After months of silence about the Daily News story, Kane finally acknowledged that she had been the source for it. She did so in November 2014 in a public statement moments before testifying before the grand jury investigating the leak.

In that testimony, Kane marshaled another key argument about why she should not face criminal liability for the leak. She said she had been a "stay-at-home mom" in 2009 when the Mondesire case was active and thus signed no secrecy oath binding her to keep the investigation confidential.

That argument came unglued nearly a year later when detectives found precisely such an oath signed by Kane.

It turned out that during her first week on the job in 2013, Kane formally pledged that she would keep secret investigations launched before she took office.

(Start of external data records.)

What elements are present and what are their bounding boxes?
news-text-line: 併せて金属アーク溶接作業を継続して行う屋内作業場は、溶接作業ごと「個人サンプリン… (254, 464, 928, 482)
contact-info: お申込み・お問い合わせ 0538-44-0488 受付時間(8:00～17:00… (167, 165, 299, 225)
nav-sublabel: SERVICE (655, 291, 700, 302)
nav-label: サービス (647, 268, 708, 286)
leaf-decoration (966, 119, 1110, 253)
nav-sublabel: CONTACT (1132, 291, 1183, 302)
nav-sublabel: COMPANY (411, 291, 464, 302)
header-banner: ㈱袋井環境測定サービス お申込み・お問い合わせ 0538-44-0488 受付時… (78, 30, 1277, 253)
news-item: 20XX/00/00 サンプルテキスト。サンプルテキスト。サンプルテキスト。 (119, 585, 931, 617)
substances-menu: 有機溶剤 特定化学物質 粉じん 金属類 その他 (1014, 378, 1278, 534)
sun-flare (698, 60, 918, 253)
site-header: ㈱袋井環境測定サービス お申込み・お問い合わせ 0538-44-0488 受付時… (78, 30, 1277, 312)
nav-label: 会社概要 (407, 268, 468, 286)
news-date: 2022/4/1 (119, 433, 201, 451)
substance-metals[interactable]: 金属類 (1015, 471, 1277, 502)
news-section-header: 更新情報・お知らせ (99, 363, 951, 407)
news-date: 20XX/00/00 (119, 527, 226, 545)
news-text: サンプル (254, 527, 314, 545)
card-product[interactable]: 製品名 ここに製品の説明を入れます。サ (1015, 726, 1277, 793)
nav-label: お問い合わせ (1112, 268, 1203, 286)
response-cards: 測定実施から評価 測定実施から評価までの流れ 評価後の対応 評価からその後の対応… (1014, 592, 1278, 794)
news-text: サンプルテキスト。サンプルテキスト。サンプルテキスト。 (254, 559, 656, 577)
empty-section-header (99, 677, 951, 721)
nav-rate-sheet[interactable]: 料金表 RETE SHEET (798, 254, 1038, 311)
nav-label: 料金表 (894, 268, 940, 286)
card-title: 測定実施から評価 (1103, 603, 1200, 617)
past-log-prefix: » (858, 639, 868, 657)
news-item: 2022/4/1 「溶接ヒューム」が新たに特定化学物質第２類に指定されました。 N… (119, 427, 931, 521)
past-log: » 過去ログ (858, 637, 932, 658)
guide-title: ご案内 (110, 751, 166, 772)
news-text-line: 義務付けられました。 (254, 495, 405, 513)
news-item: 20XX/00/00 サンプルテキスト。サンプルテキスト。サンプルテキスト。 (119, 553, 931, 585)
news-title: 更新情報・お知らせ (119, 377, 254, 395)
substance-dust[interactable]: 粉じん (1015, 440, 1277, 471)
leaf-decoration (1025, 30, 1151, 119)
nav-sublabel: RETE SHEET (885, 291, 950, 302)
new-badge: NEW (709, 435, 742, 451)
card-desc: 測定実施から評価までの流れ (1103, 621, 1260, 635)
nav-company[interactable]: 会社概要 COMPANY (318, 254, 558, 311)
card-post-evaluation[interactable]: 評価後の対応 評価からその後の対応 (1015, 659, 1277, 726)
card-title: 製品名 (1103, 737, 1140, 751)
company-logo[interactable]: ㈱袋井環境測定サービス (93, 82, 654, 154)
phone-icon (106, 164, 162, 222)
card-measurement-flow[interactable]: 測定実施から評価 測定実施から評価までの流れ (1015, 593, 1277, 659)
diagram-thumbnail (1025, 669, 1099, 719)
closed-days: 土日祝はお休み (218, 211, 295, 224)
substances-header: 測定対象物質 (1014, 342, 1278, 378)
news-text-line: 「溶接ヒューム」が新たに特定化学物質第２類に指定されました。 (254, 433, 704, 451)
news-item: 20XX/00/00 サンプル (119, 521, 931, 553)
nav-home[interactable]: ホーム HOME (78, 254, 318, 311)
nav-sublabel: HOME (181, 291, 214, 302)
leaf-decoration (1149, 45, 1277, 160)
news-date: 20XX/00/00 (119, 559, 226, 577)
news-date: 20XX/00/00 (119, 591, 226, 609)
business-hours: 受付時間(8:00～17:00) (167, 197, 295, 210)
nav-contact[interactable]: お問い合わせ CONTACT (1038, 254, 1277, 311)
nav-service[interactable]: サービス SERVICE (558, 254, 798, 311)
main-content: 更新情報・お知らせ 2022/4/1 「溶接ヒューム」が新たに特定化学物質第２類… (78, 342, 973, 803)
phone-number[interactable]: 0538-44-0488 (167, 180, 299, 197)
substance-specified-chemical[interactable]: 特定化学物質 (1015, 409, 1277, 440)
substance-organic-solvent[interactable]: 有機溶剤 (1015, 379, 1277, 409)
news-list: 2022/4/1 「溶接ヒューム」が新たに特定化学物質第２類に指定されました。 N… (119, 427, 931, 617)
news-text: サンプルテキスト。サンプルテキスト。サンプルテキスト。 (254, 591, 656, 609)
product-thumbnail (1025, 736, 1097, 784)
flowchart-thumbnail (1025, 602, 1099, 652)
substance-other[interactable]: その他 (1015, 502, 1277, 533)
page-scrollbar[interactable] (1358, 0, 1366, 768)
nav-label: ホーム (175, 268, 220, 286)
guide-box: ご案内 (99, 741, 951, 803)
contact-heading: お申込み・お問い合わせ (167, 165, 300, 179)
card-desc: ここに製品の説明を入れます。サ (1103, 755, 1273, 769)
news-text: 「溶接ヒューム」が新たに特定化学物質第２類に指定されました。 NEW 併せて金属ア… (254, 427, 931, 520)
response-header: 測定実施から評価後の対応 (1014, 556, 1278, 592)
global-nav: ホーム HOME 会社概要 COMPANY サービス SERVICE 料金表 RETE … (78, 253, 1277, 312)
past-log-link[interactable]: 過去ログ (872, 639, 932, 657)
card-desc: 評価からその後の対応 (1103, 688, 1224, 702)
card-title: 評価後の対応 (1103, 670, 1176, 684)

The discovery prompted prosecutors to file a second felony charge of perjury against her.

Shargel, Kane's lawyer, has said she had not knowingly lied, but rather forgotten - a lapse he called "an innocent mistake."

To buttress that argument, Shargel may point out that Kane was among five top officials who signed secrecy oaths that week - yet none stepped up to alert Carluccio about that.

On the other hand, prosecutors may argue that Kane's signature on that oath was no mundane event. She affixed her signature to the oath after a clash with Fina in which he complained that she had surreptitiously seized his computer hard drive to examine its contents - without the necessary security clearance of a signed secrecy oath.

If convicted of the felony perjury charges, Kane faces a maximum jail term of seven years. The other charges - misdemeanors - carry a maximum sentence of two years.

Kane, who is not seeking reelection, could also lose her law license if she is found guilty.